Assistance in Tigray and to refugee camps could resume by the second half of July after the World Food Program received positive feedback from the relevant authorities, Valerie Guarnieri, WFP Assistant Executive Director for Program and Policy Development, said, adding she hoped that would spur a swift resumption of distributions more widely.
The World Food Program paused food aid to the northern Tigray region in May, and then to all of Ethiopia this month, in response to widespread theft of donations.

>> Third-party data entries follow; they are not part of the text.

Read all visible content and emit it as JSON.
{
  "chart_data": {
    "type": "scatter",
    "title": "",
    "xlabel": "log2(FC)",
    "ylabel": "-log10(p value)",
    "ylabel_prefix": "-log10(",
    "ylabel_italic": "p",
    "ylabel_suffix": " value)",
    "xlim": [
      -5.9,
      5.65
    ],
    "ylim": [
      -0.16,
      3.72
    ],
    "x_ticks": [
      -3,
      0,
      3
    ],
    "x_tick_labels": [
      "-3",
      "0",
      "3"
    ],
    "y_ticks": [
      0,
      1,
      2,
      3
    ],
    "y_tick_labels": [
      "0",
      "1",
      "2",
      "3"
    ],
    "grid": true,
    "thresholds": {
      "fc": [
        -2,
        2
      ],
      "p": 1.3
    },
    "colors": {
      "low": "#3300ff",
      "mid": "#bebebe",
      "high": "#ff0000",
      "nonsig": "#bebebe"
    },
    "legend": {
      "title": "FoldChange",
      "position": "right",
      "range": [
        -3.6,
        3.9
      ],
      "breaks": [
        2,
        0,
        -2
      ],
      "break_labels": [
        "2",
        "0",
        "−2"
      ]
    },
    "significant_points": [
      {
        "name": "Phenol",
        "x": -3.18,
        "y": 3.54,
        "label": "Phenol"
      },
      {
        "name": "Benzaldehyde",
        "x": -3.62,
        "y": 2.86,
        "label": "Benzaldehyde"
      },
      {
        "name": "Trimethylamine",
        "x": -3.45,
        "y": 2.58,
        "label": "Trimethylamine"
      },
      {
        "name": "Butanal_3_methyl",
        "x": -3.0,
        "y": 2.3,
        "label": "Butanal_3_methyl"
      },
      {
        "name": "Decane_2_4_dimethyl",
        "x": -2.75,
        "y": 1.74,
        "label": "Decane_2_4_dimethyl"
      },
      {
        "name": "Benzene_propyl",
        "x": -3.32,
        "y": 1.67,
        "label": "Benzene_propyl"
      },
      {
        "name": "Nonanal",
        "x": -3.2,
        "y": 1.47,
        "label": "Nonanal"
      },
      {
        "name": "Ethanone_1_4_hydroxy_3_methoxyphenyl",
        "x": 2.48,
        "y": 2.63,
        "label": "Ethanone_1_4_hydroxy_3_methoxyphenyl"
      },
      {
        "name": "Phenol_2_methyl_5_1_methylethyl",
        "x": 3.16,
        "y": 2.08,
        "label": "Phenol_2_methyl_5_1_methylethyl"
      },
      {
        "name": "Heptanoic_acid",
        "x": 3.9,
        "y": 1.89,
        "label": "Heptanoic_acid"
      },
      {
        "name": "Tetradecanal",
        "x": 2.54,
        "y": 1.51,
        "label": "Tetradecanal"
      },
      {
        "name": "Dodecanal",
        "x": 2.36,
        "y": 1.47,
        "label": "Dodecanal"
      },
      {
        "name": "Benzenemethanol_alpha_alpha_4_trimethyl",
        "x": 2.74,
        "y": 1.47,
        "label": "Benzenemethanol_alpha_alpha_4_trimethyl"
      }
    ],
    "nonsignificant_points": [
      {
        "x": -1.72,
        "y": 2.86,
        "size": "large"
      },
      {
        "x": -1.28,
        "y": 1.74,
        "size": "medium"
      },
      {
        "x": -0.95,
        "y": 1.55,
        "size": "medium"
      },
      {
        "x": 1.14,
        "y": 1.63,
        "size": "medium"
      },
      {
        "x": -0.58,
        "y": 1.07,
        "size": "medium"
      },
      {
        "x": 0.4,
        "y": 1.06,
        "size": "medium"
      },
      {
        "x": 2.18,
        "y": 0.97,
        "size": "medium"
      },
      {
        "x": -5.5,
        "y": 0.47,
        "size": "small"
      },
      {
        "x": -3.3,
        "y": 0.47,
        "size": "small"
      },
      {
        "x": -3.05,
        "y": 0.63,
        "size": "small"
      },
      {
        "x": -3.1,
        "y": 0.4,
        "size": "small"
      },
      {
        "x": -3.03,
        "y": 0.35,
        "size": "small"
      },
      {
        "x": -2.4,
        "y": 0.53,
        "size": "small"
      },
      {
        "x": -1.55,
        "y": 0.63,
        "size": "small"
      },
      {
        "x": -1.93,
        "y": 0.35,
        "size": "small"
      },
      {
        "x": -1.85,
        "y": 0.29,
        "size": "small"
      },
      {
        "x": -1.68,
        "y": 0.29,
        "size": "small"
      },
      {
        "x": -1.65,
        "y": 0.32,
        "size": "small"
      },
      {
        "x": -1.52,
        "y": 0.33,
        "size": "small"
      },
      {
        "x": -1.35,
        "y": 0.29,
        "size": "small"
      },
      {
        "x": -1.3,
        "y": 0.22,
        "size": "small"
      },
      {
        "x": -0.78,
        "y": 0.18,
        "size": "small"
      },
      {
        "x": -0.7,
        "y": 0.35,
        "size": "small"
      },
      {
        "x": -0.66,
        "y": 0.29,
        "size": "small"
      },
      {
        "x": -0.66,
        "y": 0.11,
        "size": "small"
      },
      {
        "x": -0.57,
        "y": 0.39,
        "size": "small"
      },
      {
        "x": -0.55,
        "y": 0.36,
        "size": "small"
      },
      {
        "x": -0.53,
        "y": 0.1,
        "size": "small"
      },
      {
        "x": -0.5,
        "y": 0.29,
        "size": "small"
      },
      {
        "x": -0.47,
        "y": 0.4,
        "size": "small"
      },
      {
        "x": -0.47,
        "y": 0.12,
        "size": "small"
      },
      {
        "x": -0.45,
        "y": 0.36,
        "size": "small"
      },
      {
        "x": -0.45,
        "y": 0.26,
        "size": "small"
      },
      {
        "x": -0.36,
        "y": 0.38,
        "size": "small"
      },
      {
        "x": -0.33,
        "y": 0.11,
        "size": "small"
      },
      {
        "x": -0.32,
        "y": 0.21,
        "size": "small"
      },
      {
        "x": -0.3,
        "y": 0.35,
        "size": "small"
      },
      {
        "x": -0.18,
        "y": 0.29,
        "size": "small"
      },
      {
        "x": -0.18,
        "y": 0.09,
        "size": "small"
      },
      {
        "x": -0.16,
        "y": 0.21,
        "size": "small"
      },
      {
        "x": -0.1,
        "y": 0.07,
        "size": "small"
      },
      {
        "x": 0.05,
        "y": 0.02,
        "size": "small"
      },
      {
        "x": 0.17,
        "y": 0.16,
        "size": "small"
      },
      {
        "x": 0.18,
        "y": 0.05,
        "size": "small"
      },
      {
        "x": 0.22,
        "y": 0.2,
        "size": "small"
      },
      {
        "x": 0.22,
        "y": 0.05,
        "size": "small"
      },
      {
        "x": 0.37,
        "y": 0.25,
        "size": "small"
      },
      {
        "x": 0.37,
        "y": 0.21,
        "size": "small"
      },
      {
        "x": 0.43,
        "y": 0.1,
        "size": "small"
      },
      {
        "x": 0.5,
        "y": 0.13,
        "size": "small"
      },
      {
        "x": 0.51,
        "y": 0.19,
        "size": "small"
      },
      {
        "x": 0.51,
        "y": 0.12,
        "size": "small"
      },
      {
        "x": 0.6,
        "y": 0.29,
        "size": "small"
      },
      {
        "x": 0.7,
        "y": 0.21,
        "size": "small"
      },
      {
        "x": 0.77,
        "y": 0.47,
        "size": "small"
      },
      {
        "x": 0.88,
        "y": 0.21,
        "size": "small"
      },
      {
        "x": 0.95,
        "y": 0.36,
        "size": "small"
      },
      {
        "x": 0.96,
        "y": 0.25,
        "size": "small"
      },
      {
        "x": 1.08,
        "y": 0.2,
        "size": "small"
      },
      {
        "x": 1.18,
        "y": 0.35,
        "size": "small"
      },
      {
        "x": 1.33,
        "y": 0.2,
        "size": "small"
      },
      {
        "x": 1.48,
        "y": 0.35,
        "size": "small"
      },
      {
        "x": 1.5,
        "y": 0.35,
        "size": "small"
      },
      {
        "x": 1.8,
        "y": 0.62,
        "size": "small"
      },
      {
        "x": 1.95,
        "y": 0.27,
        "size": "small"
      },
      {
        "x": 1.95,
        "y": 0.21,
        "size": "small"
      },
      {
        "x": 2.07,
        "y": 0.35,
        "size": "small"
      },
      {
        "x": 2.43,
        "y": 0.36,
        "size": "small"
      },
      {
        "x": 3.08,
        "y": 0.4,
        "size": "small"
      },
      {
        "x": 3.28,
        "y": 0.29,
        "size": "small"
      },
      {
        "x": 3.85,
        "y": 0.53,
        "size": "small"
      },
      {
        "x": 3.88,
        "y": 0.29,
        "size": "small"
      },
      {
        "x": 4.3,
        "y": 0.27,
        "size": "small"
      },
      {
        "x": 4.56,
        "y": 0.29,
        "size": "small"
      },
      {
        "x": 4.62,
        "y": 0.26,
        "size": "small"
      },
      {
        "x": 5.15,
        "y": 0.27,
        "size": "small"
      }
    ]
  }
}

In both cases, its announcements came just after the United States said it was doing the same.
Guarnieri said the agency wanted to reduce the authority of local and regional government officials to decide who qualified for food aid.
"We would want to have a much more direct involvement ourselves as WFP and our partner non-governmental organisations in the process of selecting beneficiaries," Guarnieri told Reuters.
She said WFP investigators had identified weaknesses in the agency's monitoring systems, particularly in Tigray, where donors surged aid after a November peace deal ended the war.
Guarnieri defended WFP's decision to halt food distribution as necessary to ensure donations are reaching those who need them.
"I think the kind of reforms that are needed probably required a rather drastic step to undertake the changes," she said.
Neither WFP nor the U.S. Agency for International Development (USAID) have said who benefited from the thefts, but an internal briefing by a group of foreign donors said USAID believed some food has gone to Ethiopian military units.
Guarnieri said she had no information about who was behind the diversions and was awaiting the results of investigations.
Ethiopia's government has said it is investigating the allegations but also criticized the aid cuts, saying they would deepen a humanitarian crisis.
Ethiopia's army has denied receiving stolen food.